On December 7, 2016, the Appellate Division, Second Department handed down Monroe Equities, LLC v State of New York, 2016 NY Slip Op 08206. The decision affirmed the dismissal of a claim for damages based on the contention that the application of watershed regulations precluding the right to install a septic system constituted a per se taking under Lucas v South Carolina Coastal Council, 505 US 1003, requiring compensation under the Takings Clause of the United States Constitution because claimant was deprived of all economically beneficial use of its property.
The Court acknowledged that the Takings Clause is not limited to physical takings, noting that the Supreme Court has recognized that “government regulation of private property may, in some instances, be so onerous that its effect is tantamount to a direct appropriation or ouster – and that such regulatory takings may be compensable under the Fifth Amendment.” Lingle v Chevron U.S.A. Inc., 544 US 528, 537.
The decision will be discussed in detail in a forthcoming article I wrote which will be published in the New York Law Journal, but for this blog I would like to focus on what I perceive as a fundamental error in the decision.
Unfortunately, the Court took a wrong turn in its legal analysis.
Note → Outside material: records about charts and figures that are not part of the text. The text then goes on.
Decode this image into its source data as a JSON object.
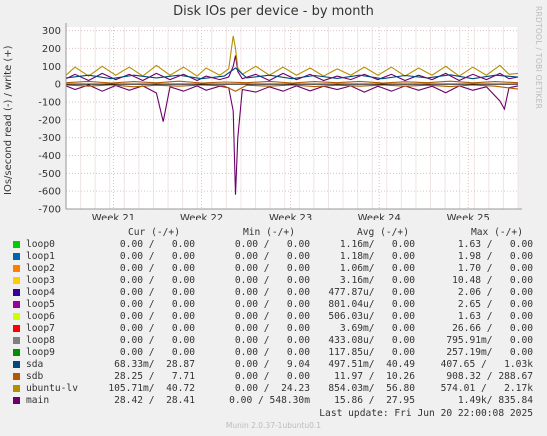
{
  "title": "Disk IOs per device - by month",
  "side_label": "RRDTOOL / TOBI OETIKER",
  "footer": "Munin 2.0.37-1ubuntu0.1",
  "last_update": "Last update: Fri Jun 20 22:00:08 2025",
  "colors": {
    "background": "#f0f0f0",
    "plot_bg": "#ffffff",
    "grid": "#e0c0c0",
    "zero_line": "#000000"
  },
  "legend_headers": {
    "cur": "Cur (-/+)",
    "min": "Min (-/+)",
    "avg": "Avg (-/+)",
    "max": "Max (-/+)"
  },
  "legend": [
    {
      "name": "loop0",
      "color": "#00cc00",
      "cur": "0.00 /   0.00",
      "min": "0.00 /   0.00",
      "avg": "1.16m/   0.00",
      "max": "1.63 /   0.00"
    },
    {
      "name": "loop1",
      "color": "#0066b3",
      "cur": "0.00 /   0.00",
      "min": "0.00 /   0.00",
      "avg": "1.18m/   0.00",
      "max": "1.98 /   0.00"
    },
    {
      "name": "loop2",
      "color": "#ff8000",
      "cur": "0.00 /   0.00",
      "min": "0.00 /   0.00",
      "avg": "1.06m/   0.00",
      "max": "1.70 /   0.00"
    },
    {
      "name": "loop3",
      "color": "#ffcc00",
      "cur": "0.00 /   0.00",
      "min": "0.00 /   0.00",
      "avg": "3.16m/   0.00",
      "max": "10.48 /   0.00"
    },
    {
      "name": "loop4",
      "color": "#330099",
      "cur": "0.00 /   0.00",
      "min": "0.00 /   0.00",
      "avg": "477.87u/   0.00",
      "max": "2.06 /   0.00"
    },
    {
      "name": "loop5",
      "color": "#990099",
      "cur": "0.00 /   0.00",
      "min": "0.00 /   0.00",
      "avg": "801.04u/   0.00",
      "max": "2.65 /   0.00"
    },
    {
      "name": "loop6",
      "color": "#ccff00",
      "cur": "0.00 /   0.00",
      "min": "0.00 /   0.00",
      "avg": "506.03u/   0.00",
      "max": "1.63 /   0.00"
    },
    {
      "name": "loop7",
      "color": "#ff0000",
      "cur": "0.00 /   0.00",
      "min": "0.00 /   0.00",
      "avg": "3.69m/   0.00",
      "max": "26.66 /   0.00"
    },
    {
      "name": "loop8",
      "color": "#808080",
      "cur": "0.00 /   0.00",
      "min": "0.00 /   0.00",
      "avg": "433.08u/   0.00",
      "max": "795.91m/   0.00"
    },
    {
      "name": "loop9",
      "color": "#008f00",
      "cur": "0.00 /   0.00",
      "min": "0.00 /   0.00",
      "avg": "117.85u/   0.00",
      "max": "257.19m/   0.00"
    },
    {
      "name": "sda",
      "color": "#00487d",
      "cur": "68.33m/  28.87",
      "min": "0.00 /   9.04",
      "avg": "497.51m/  40.49",
      "max": "407.65 /   1.03k"
    },
    {
      "name": "sdb",
      "color": "#b35a00",
      "cur": "28.25 /   7.71",
      "min": "0.00 /   0.00",
      "avg": "11.97 /  10.26",
      "max": "908.32 / 288.67"
    },
    {
      "name": "ubuntu-lv",
      "color": "#b38f00",
      "cur": "105.71m/  40.72",
      "min": "0.00 /  24.23",
      "avg": "854.03m/  56.80",
      "max": "574.01 /   2.17k"
    },
    {
      "name": "main",
      "color": "#6b006b",
      "cur": "28.42 /  28.41",
      "min": "0.00 / 548.30m",
      "avg": "15.86 /  27.95",
      "max": "1.49k/ 835.84"
    }
  ],
  "chart_data": {
    "type": "line",
    "title": "Disk IOs per device - by month",
    "ylabel": "IOs/second read (-) / write (+)",
    "ylim": [
      -700,
      320
    ],
    "yticks": [
      -700,
      -600,
      -500,
      -400,
      -300,
      -200,
      -100,
      0,
      100,
      200,
      300
    ],
    "xlim": [
      0,
      1
    ],
    "xticks": [
      {
        "label": "Week 21",
        "x": 0.105
      },
      {
        "label": "Week 22",
        "x": 0.3
      },
      {
        "label": "Week 23",
        "x": 0.497
      },
      {
        "label": "Week 24",
        "x": 0.693
      },
      {
        "label": "Week 25",
        "x": 0.89
      }
    ],
    "grid": true,
    "series": [
      {
        "name": "main (read, -)",
        "color": "#6b006b",
        "values": [
          [
            0.0,
            -10
          ],
          [
            0.02,
            -30
          ],
          [
            0.05,
            -5
          ],
          [
            0.08,
            -40
          ],
          [
            0.11,
            -8
          ],
          [
            0.14,
            -35
          ],
          [
            0.17,
            -10
          ],
          [
            0.2,
            -50
          ],
          [
            0.215,
            -210
          ],
          [
            0.23,
            -15
          ],
          [
            0.26,
            -40
          ],
          [
            0.29,
            -10
          ],
          [
            0.31,
            -35
          ],
          [
            0.34,
            -12
          ],
          [
            0.36,
            -20
          ],
          [
            0.37,
            -150
          ],
          [
            0.375,
            -620
          ],
          [
            0.38,
            -300
          ],
          [
            0.39,
            -30
          ],
          [
            0.42,
            -45
          ],
          [
            0.45,
            -15
          ],
          [
            0.48,
            -40
          ],
          [
            0.51,
            -10
          ],
          [
            0.54,
            -38
          ],
          [
            0.57,
            -12
          ],
          [
            0.6,
            -30
          ],
          [
            0.63,
            -10
          ],
          [
            0.66,
            -45
          ],
          [
            0.69,
            -12
          ],
          [
            0.72,
            -40
          ],
          [
            0.75,
            -10
          ],
          [
            0.78,
            -35
          ],
          [
            0.81,
            -12
          ],
          [
            0.84,
            -48
          ],
          [
            0.87,
            -10
          ],
          [
            0.9,
            -35
          ],
          [
            0.93,
            -15
          ],
          [
            0.96,
            -95
          ],
          [
            0.97,
            -140
          ],
          [
            0.98,
            -20
          ],
          [
            1.0,
            -10
          ]
        ]
      },
      {
        "name": "main (write, +)",
        "color": "#6b006b",
        "values": [
          [
            0.0,
            30
          ],
          [
            0.02,
            55
          ],
          [
            0.05,
            20
          ],
          [
            0.08,
            60
          ],
          [
            0.11,
            25
          ],
          [
            0.14,
            55
          ],
          [
            0.17,
            20
          ],
          [
            0.2,
            60
          ],
          [
            0.23,
            25
          ],
          [
            0.26,
            55
          ],
          [
            0.29,
            20
          ],
          [
            0.31,
            45
          ],
          [
            0.34,
            25
          ],
          [
            0.36,
            40
          ],
          [
            0.37,
            100
          ],
          [
            0.375,
            160
          ],
          [
            0.38,
            70
          ],
          [
            0.39,
            30
          ],
          [
            0.42,
            55
          ],
          [
            0.45,
            20
          ],
          [
            0.48,
            60
          ],
          [
            0.51,
            25
          ],
          [
            0.54,
            55
          ],
          [
            0.57,
            20
          ],
          [
            0.6,
            45
          ],
          [
            0.63,
            25
          ],
          [
            0.66,
            55
          ],
          [
            0.69,
            25
          ],
          [
            0.72,
            55
          ],
          [
            0.75,
            20
          ],
          [
            0.78,
            50
          ],
          [
            0.81,
            25
          ],
          [
            0.84,
            60
          ],
          [
            0.87,
            20
          ],
          [
            0.9,
            55
          ],
          [
            0.93,
            25
          ],
          [
            0.96,
            60
          ],
          [
            0.98,
            30
          ],
          [
            1.0,
            40
          ]
        ]
      },
      {
        "name": "ubuntu-lv (write, +)",
        "color": "#b38f00",
        "values": [
          [
            0.0,
            50
          ],
          [
            0.02,
            95
          ],
          [
            0.05,
            45
          ],
          [
            0.08,
            100
          ],
          [
            0.11,
            50
          ],
          [
            0.14,
            95
          ],
          [
            0.17,
            45
          ],
          [
            0.2,
            105
          ],
          [
            0.23,
            50
          ],
          [
            0.26,
            95
          ],
          [
            0.29,
            45
          ],
          [
            0.31,
            90
          ],
          [
            0.34,
            50
          ],
          [
            0.36,
            85
          ],
          [
            0.37,
            270
          ],
          [
            0.375,
            200
          ],
          [
            0.38,
            90
          ],
          [
            0.39,
            55
          ],
          [
            0.42,
            100
          ],
          [
            0.45,
            50
          ],
          [
            0.48,
            95
          ],
          [
            0.51,
            50
          ],
          [
            0.54,
            90
          ],
          [
            0.57,
            45
          ],
          [
            0.6,
            85
          ],
          [
            0.63,
            50
          ],
          [
            0.66,
            95
          ],
          [
            0.69,
            50
          ],
          [
            0.72,
            95
          ],
          [
            0.75,
            45
          ],
          [
            0.78,
            90
          ],
          [
            0.81,
            50
          ],
          [
            0.84,
            100
          ],
          [
            0.87,
            45
          ],
          [
            0.9,
            95
          ],
          [
            0.93,
            50
          ],
          [
            0.96,
            105
          ],
          [
            0.98,
            55
          ],
          [
            1.0,
            60
          ]
        ]
      },
      {
        "name": "sda (write, +)",
        "color": "#00487d",
        "values": [
          [
            0.0,
            35
          ],
          [
            0.05,
            50
          ],
          [
            0.1,
            30
          ],
          [
            0.15,
            50
          ],
          [
            0.2,
            35
          ],
          [
            0.25,
            50
          ],
          [
            0.3,
            30
          ],
          [
            0.35,
            45
          ],
          [
            0.375,
            90
          ],
          [
            0.4,
            35
          ],
          [
            0.45,
            50
          ],
          [
            0.5,
            30
          ],
          [
            0.55,
            48
          ],
          [
            0.6,
            32
          ],
          [
            0.65,
            50
          ],
          [
            0.7,
            30
          ],
          [
            0.75,
            48
          ],
          [
            0.8,
            35
          ],
          [
            0.85,
            52
          ],
          [
            0.9,
            30
          ],
          [
            0.95,
            50
          ],
          [
            1.0,
            40
          ]
        ]
      },
      {
        "name": "sdb (write, +)",
        "color": "#b35a00",
        "values": [
          [
            0.0,
            8
          ],
          [
            0.05,
            15
          ],
          [
            0.1,
            6
          ],
          [
            0.15,
            14
          ],
          [
            0.2,
            7
          ],
          [
            0.25,
            16
          ],
          [
            0.3,
            6
          ],
          [
            0.35,
            12
          ],
          [
            0.4,
            8
          ],
          [
            0.45,
            15
          ],
          [
            0.5,
            6
          ],
          [
            0.55,
            14
          ],
          [
            0.6,
            8
          ],
          [
            0.65,
            15
          ],
          [
            0.7,
            6
          ],
          [
            0.75,
            13
          ],
          [
            0.8,
            8
          ],
          [
            0.85,
            16
          ],
          [
            0.9,
            7
          ],
          [
            0.95,
            14
          ],
          [
            1.0,
            8
          ]
        ]
      },
      {
        "name": "sdb (read, -)",
        "color": "#b35a00",
        "values": [
          [
            0.0,
            -5
          ],
          [
            0.05,
            -12
          ],
          [
            0.1,
            -4
          ],
          [
            0.15,
            -15
          ],
          [
            0.2,
            -6
          ],
          [
            0.25,
            -12
          ],
          [
            0.3,
            -5
          ],
          [
            0.35,
            -10
          ],
          [
            0.375,
            -40
          ],
          [
            0.4,
            -6
          ],
          [
            0.45,
            -12
          ],
          [
            0.5,
            -5
          ],
          [
            0.55,
            -14
          ],
          [
            0.6,
            -6
          ],
          [
            0.65,
            -12
          ],
          [
            0.7,
            -5
          ],
          [
            0.75,
            -12
          ],
          [
            0.8,
            -6
          ],
          [
            0.85,
            -14
          ],
          [
            0.9,
            -5
          ],
          [
            0.95,
            -12
          ],
          [
            1.0,
            -28
          ]
        ]
      }
    ]
  }
}
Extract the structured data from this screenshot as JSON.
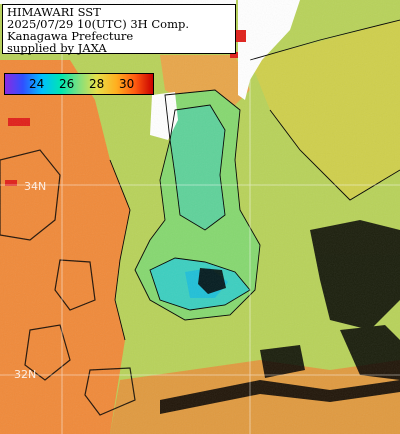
{
  "caption": {
    "line1": "HIMAWARI SST",
    "line2": "2025/07/29 10(UTC) 3H Comp.",
    "line3": "Kanagawa Prefecture",
    "line4": "supplied by JAXA"
  },
  "legend": {
    "ticks": [
      "24",
      "26",
      "28",
      "30"
    ],
    "colors": [
      "#8a2be2",
      "#3050ff",
      "#00bfff",
      "#00e6b0",
      "#7fe07f",
      "#e6e04a",
      "#ffb020",
      "#ff5a10",
      "#c80000"
    ]
  },
  "grid_labels": {
    "lat_upper": "34N",
    "lat_lower": "32N"
  },
  "map_colors": {
    "land": "#ffffff",
    "cloud": "#000000",
    "warm": "#f08a3a",
    "mid": "#a8d65a",
    "cool": "#4fd0a0",
    "cold": "#20c8d0"
  }
}
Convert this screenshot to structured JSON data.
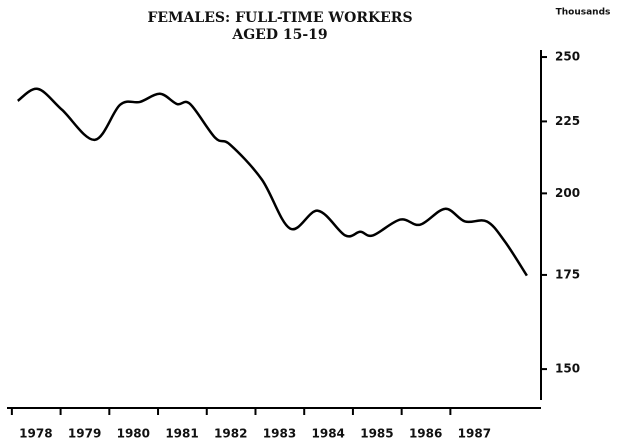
{
  "chart_data": {
    "type": "line",
    "title": "FEMALES: FULL-TIME WORKERS",
    "subtitle": "AGED 15-19",
    "y_unit_label": "Thousands",
    "x": [
      1978.12,
      1978.53,
      1979.03,
      1979.7,
      1980.22,
      1980.63,
      1981.04,
      1981.39,
      1981.66,
      1982.17,
      1982.48,
      1983.13,
      1983.71,
      1984.28,
      1984.84,
      1985.15,
      1985.41,
      1985.97,
      1986.38,
      1986.89,
      1987.3,
      1987.75,
      1988.12,
      1988.57
    ],
    "series": [
      {
        "name": "Females full-time workers aged 15-19",
        "color": "#000000",
        "values": [
          232.7,
          237.3,
          229.3,
          218.3,
          231.2,
          232.3,
          235.4,
          231.5,
          231.5,
          219.1,
          216.6,
          204.6,
          188.8,
          194.4,
          186.7,
          187.8,
          186.7,
          191.6,
          190.0,
          195.0,
          191.0,
          191.0,
          184.8,
          174.8
        ]
      }
    ],
    "xlim": [
      1977.9,
      1988.86
    ],
    "xticks": [
      {
        "value": 1978,
        "label": "1978"
      },
      {
        "value": 1979,
        "label": "1979"
      },
      {
        "value": 1980,
        "label": "1980"
      },
      {
        "value": 1981,
        "label": "1981"
      },
      {
        "value": 1982,
        "label": "1982"
      },
      {
        "value": 1983,
        "label": "1983"
      },
      {
        "value": 1984,
        "label": "1984"
      },
      {
        "value": 1985,
        "label": "1985"
      },
      {
        "value": 1986,
        "label": "1986"
      },
      {
        "value": 1987,
        "label": "1987"
      }
    ],
    "ylim": [
      142.6,
      252.9
    ],
    "yticks": [
      150,
      175,
      200,
      225,
      250
    ],
    "log_y": true,
    "grid": false,
    "y_axis_side": "right"
  }
}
It wrote, “[a] threshold inquiry in any regulatory takings claim is whether the proscribed use was part of the landowner’s title to begin with.” It held that the claimant never possessed the right to install a septic system on its property and the watershed regulations “inhere(d) in the title itself.”
While there were procedural problems in the way the claim was presented, the decision was clear error.
The Appellate Division’s holding that the right to install a septic system was never part of the “bundle of rights” the claimant acquired with title to the property is absolutely contrary to the Law of the Land. In Palazzolo v Rhode Island, 533 US 606 (2001), the Supreme Court held that a claimant does not waive his right to challenge a regulation as an uncompensated regulatory taking by purchasing property after the enactment of the regulation.
The Appellate Division was compelled to follow the holding of Palazzolo by virtue of the Supremacy Clause. Which reads:
This Constitution, and the Laws of the United States which shall be made in pursuance thereof; and all treaties made, or which shall be made, under the authority of the United States, shall be the supreme law of the land; and the judges in every state shall be bound thereby, any thing in the Constitution or laws of any state to the contrary notwithstanding. U.S. Const., Art. VI, Sec. 2.
Thus a Supreme Court ruling is binding on state courts if involving a constitutional issue.
The Supreme Court of the United States has appellate jurisdiction over federal questions arising either in state or federal proceedings, and, by reason of the Supremacy Clause, the decisions of that court on national law have binding effect on all lower courts whether state or federal. United States ex. rel. Lawrence v Woods, 432 F2d 1072, 1075-1076 (7th Cir. Ct. 1970) cert. den. 402 US 903.
The Second Department was bound to follow the holding of Palazzolo, not Matter of Gazza v New York State Dept. of Envtl. Conservation, 89 NY2d 603, and Kim v City of New York, 90 NY2d 1. (There were two more decisions decided by the Court of Appeals at the same time, Basile v Town of Southampton, 89 NY2d 974, and Anello v Zoning Board of Appeals, 89 NY2d 535.) But these decisions have been criticized as being inconsistent with the nature of property rights and inconsistent with United States Supreme Court precedent and the Rule of Law.
To be absolutely clear, Gazza and the other decisions were overruled by the United States Supreme Court which controls by virtue of the Supremacy Clause. Simply put, there is no time limit on the Taking Clause.